Simon Biggs, Frances Hegarty & Andrew Stones, Brighid Lowe, Impossible Theatre, Mark Wallingerexhibition • 23 Oct 1998 – 21 Nov 1998
Shunted formed part of Public Sightings, a ground-breaking programe of publicly sited art works for Photo 98, the UK Year of Photography and the Electronic Image. Shunted was based at Sheffield Train Station, where a series of interactive audio-visual insallations were specifically commissioned for sites and buildings across the platforms. Each work, whether inside a stationary railway carriage or within the derelict Victorian buildings which remain intact on the station, echoed with the narratives associated with a station, a point of departure, a chance meeting or brief encounter, the beginning of a real or virtual journey.
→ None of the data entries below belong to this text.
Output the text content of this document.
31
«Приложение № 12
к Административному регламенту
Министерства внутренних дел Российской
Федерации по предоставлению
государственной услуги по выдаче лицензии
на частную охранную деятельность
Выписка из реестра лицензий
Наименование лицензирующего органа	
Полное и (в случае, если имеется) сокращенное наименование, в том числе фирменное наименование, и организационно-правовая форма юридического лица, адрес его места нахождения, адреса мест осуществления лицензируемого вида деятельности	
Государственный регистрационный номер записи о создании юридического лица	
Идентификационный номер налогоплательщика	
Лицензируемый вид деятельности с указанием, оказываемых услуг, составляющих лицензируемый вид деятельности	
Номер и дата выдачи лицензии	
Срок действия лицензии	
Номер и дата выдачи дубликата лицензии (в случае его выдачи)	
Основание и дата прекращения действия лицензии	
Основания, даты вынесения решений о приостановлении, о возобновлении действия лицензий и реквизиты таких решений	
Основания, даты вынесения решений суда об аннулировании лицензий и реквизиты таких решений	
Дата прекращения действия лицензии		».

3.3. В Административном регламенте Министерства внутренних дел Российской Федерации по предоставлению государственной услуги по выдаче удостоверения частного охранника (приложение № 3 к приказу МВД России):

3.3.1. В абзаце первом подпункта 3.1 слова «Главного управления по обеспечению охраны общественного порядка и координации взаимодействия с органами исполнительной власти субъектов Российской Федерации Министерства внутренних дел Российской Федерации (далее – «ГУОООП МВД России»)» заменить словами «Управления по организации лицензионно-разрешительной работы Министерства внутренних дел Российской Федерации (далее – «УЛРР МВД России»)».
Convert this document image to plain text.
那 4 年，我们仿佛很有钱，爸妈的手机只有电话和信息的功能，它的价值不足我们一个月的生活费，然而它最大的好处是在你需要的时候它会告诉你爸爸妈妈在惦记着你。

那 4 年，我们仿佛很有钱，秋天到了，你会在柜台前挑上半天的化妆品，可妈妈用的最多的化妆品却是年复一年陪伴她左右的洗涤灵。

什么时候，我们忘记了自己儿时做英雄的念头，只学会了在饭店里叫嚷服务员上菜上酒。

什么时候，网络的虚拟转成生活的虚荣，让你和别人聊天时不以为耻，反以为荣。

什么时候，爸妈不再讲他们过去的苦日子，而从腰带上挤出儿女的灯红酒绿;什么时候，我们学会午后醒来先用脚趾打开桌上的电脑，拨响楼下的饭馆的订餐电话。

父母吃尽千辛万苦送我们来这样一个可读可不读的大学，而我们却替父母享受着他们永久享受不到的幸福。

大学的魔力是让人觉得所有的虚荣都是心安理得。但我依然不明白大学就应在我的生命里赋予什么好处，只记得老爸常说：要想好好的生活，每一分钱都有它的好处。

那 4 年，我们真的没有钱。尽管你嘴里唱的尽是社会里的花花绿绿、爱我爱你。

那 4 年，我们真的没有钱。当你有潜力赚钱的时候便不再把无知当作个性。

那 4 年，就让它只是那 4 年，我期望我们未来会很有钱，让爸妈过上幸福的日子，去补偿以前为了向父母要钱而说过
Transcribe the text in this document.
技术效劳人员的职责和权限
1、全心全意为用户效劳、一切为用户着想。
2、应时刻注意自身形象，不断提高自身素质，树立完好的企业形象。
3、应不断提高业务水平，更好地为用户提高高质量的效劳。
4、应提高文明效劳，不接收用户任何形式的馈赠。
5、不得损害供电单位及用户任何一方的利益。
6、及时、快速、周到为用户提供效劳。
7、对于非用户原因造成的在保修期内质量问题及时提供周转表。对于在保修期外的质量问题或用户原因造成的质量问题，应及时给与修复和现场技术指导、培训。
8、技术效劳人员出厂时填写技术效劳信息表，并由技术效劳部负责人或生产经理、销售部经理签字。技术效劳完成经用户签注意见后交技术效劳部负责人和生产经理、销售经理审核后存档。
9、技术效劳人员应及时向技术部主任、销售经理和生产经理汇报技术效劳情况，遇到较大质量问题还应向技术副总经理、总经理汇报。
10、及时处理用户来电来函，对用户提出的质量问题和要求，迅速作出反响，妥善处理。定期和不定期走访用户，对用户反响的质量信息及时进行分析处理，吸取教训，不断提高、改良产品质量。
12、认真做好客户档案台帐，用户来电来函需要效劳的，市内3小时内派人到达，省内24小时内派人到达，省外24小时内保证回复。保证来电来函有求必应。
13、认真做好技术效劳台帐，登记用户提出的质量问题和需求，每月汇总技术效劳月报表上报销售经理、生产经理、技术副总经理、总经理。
Simon Biggs created a virtual Waiting Room in which visitors can interact with projected virtual figures who appear to sit, fidget, wait and depart from the space.
Frances Hegarty & Andrew Stones ‘s Seemingly So Evidently Not Apparantly Then was a site-specific installation involving live and recorded video. Live CCTV footage taken on the the station was infiltrated by the ghostly image of a woman dressed in bizarrely exaggerated Victorian costume. The image of a virtual clock on the platform ran in synch with the real clock in the waiting room, questioning what is present and what is absent, and testing the direct evidence of the senses against that which is mediated by technological means.
Mark Wallinger presented The Hour When Railway Lines Meet at Infinity – a video projection filmed in the gloom and illumination of an circle line underground train and shown in the corresponding space of a train carriage.
Impossible Theatre’s Destined consisted of two electromagnetic flip dot information display boards showing a series of messages based on quotes from a range of travellers about the implications of ‘Destination’/’Destiny’. The quotes were taken from a series of workshops led by Impossible Theatre with elderly people who had lived in Sheffield all their lives and Somali people who had moved to the city.
Brighid Lowe created a new work which was displayed on poster sites in Sheffield city centre.